Yvette setzt sich in der Stube auf einen Sessel und klappt ihr MacBook auf. Sie ist 22 Jahre alt, studiert Massenkommunikation und wohnt mit ihrer Familie in Karen, dem wohlhabenden Stadtteil von Nairobi, einer Stadt mit Palmen und Wolkenkratzern, in der sechzig Prozent der Einwohner in Slums leben und Passanten manchmal am helllichten Tag eine Pistole an die Schläfe gehalten wird. Vor einer Woche hat Yvette angefangen, einen Blog zu schreiben: «Mane Attraction», Attraktion Löwenmähne, nennt sie ihn. Ihr Thema: afrikanische Haare. Ihr Ziel: Sie will anderen Afrikanerinnen beibringen, ihre natürlichen Haare zu pflegen und zu frisieren. Kaum eine kann das.

Die meisten Kenianerinnen, wie auch die Frauen in anderen Ländern Afrikas, glätten ihre Afrokrause. Weil es von ihnen erwartet wird.

Das geht so: Die Haare werden in Büschel getrennt, die Glättungscreme wird auf dem Ansatz verteilt und wirkt je nach Haardicke zehn bis fünfzehn Minuten ein. Die Chemikalien dringen in die Wurzel vor und weichen das Haar auf, sodass es nicht in Zickzackform, sondern gerade aus der Kopfhaut wächst. Schwangeren wird empfohlen, damit aufzuhören, weil die Chemikalien so giftig sind. Wenn man die Creme zu kurz einwirken lässt, bleibt der Effekt aus. Wenn man sie zu lange einwirken lässt, verbrennt die Kopfhaut. Zu Hause selbst zu glätten ist schwierig und riskant. Also muss man jede oder zumindest jede zweite Woche einen Profi aufsuchen.
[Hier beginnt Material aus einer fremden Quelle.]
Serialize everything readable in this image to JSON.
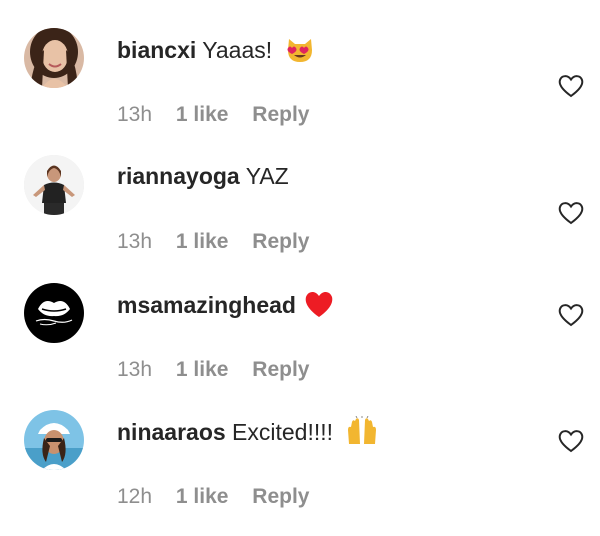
{
  "comments": [
    {
      "username": "biancxi",
      "text": "Yaaas!",
      "emoji": "heart-eyes-cat-emoji",
      "time": "13h",
      "likes": "1 like",
      "reply": "Reply"
    },
    {
      "username": "riannayoga",
      "text": "YAZ",
      "emoji": "",
      "time": "13h",
      "likes": "1 like",
      "reply": "Reply"
    },
    {
      "username": "msamazinghead",
      "text": "",
      "emoji": "red-heart-emoji",
      "time": "13h",
      "likes": "1 like",
      "reply": "Reply"
    },
    {
      "username": "ninaaraos",
      "text": "Excited!!!!",
      "emoji": "raising-hands-emoji",
      "time": "12h",
      "likes": "1 like",
      "reply": "Reply"
    }
  ],
  "colors": {
    "text": "#262626",
    "meta": "#8e8e8e",
    "heart_red": "#ed1c24"
  }
}
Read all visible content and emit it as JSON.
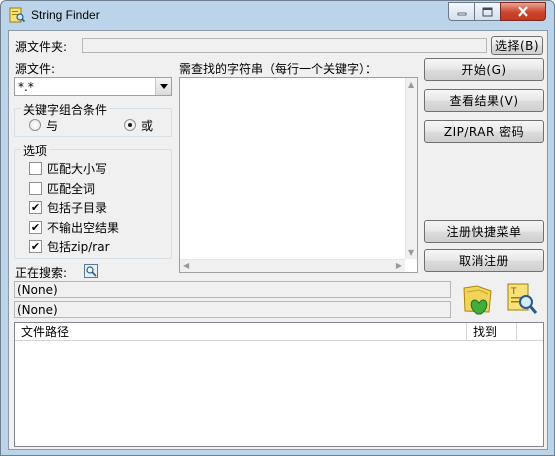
{
  "window": {
    "title": "String Finder"
  },
  "caption_buttons": {
    "minimize": "▬",
    "maximize": "▢",
    "close": "✕"
  },
  "source_folder": {
    "label": "源文件夹:",
    "value": "",
    "browse_button": "选择(B)"
  },
  "source_file": {
    "label": "源文件:",
    "value": "*.*"
  },
  "keywords": {
    "label": "需查找的字符串（每行一个关键字）：",
    "value": ""
  },
  "keyword_condition": {
    "title": "关键字组合条件",
    "options": [
      "与",
      "或"
    ],
    "selected": "或"
  },
  "options_group": {
    "title": "选项",
    "items": [
      {
        "label": "匹配大小写",
        "checked": false
      },
      {
        "label": "匹配全词",
        "checked": false
      },
      {
        "label": "包括子目录",
        "checked": true
      },
      {
        "label": "不输出空结果",
        "checked": true
      },
      {
        "label": "包括zip/rar",
        "checked": true
      }
    ]
  },
  "buttons": {
    "start": "开始(G)",
    "view_results": "查看结果(V)",
    "zip_password": "ZIP/RAR 密码",
    "register_menu": "注册快捷菜单",
    "unregister": "取消注册"
  },
  "status": {
    "searching_label": "正在搜索:",
    "line1": "(None)",
    "line2": "(None)"
  },
  "results_table": {
    "columns": [
      "文件路径",
      "找到"
    ],
    "rows": []
  }
}
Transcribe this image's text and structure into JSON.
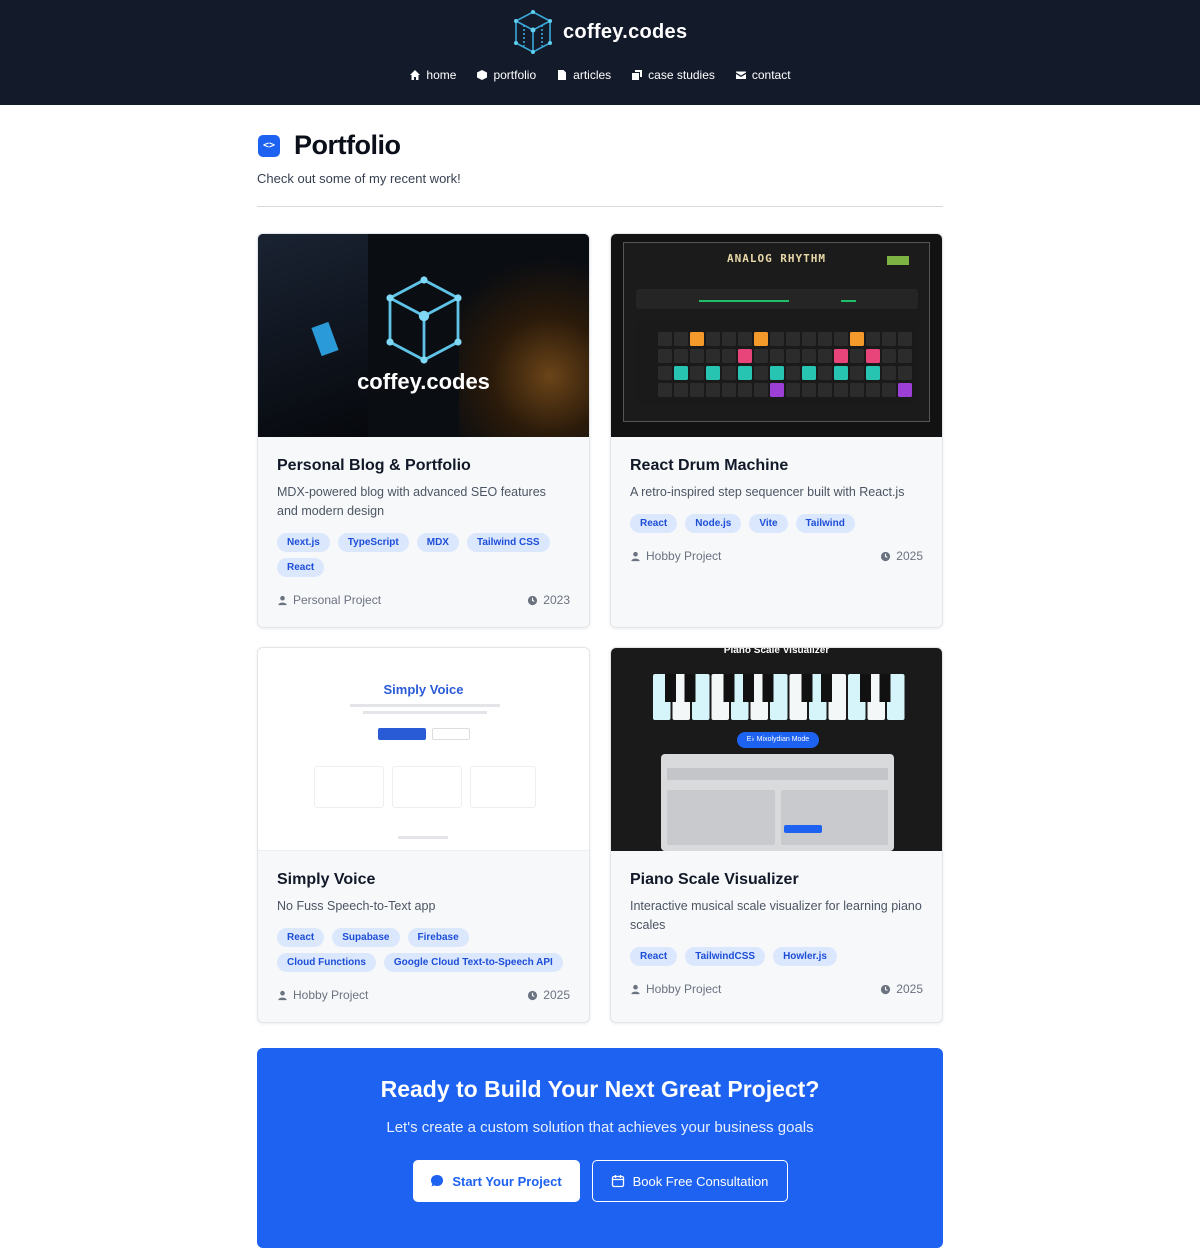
{
  "brand": {
    "name": "coffey.codes"
  },
  "nav": [
    {
      "label": "home",
      "icon": "home-icon"
    },
    {
      "label": "portfolio",
      "icon": "cube-icon"
    },
    {
      "label": "articles",
      "icon": "document-icon"
    },
    {
      "label": "case studies",
      "icon": "copy-icon"
    },
    {
      "label": "contact",
      "icon": "envelope-icon"
    }
  ],
  "page": {
    "title": "Portfolio",
    "subtitle": "Check out some of my recent work!"
  },
  "projects": [
    {
      "title": "Personal Blog & Portfolio",
      "description": "MDX-powered blog with advanced SEO features and modern design",
      "tags": [
        "Next.js",
        "TypeScript",
        "MDX",
        "Tailwind CSS",
        "React"
      ],
      "type": "Personal Project",
      "year": "2023",
      "image_text": "coffey.codes"
    },
    {
      "title": "React Drum Machine",
      "description": "A retro-inspired step sequencer built with React.js",
      "tags": [
        "React",
        "Node.js",
        "Vite",
        "Tailwind"
      ],
      "type": "Hobby Project",
      "year": "2025",
      "image_text": "ANALOG RHYTHM"
    },
    {
      "title": "Simply Voice",
      "description": "No Fuss Speech-to-Text app",
      "tags": [
        "React",
        "Supabase",
        "Firebase",
        "Cloud Functions",
        "Google Cloud Text-to-Speech API"
      ],
      "type": "Hobby Project",
      "year": "2025",
      "image_text": "Simply Voice"
    },
    {
      "title": "Piano Scale Visualizer",
      "description": "Interactive musical scale visualizer for learning piano scales",
      "tags": [
        "React",
        "TailwindCSS",
        "Howler.js"
      ],
      "type": "Hobby Project",
      "year": "2025",
      "image_text": "Piano Scale Visualizer",
      "image_mode": "E♭ Mixolydian Mode"
    }
  ],
  "cta": {
    "title": "Ready to Build Your Next Great Project?",
    "subtitle": "Let's create a custom solution that achieves your business goals",
    "primary_label": "Start Your Project",
    "secondary_label": "Book Free Consultation"
  },
  "colors": {
    "header_bg": "#131a2a",
    "accent": "#1d62f0",
    "tag_bg": "#dbe7fd",
    "tag_text": "#1d4ed8"
  }
}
«Wer an­fängt zu glätten, wird zur Sklavin des Salons», sagt Yvette. Aber vielen Frauen ist es die Mühe wert. Denn das Ergebnis sind glatte, seidig glänzende Haare. Wie Beyoncé Knowles, Tyra Banks und Michelle Obama sie tragen. Haare, wie die Weissen sie haben.

Mit den Menschen, die Afrika verlassen, emigriert auch die Haarfrage in andere Teile der Welt. Salons für afrikanische Haare gibt es nicht nur in Nairobi, es gibt sie in Baltimore, in Lyon, in Frankfurt, in Zürich. Überall werden die gleichen Glättungscremes aufgetragen und ähnliche Perücken und Extensions verkauft.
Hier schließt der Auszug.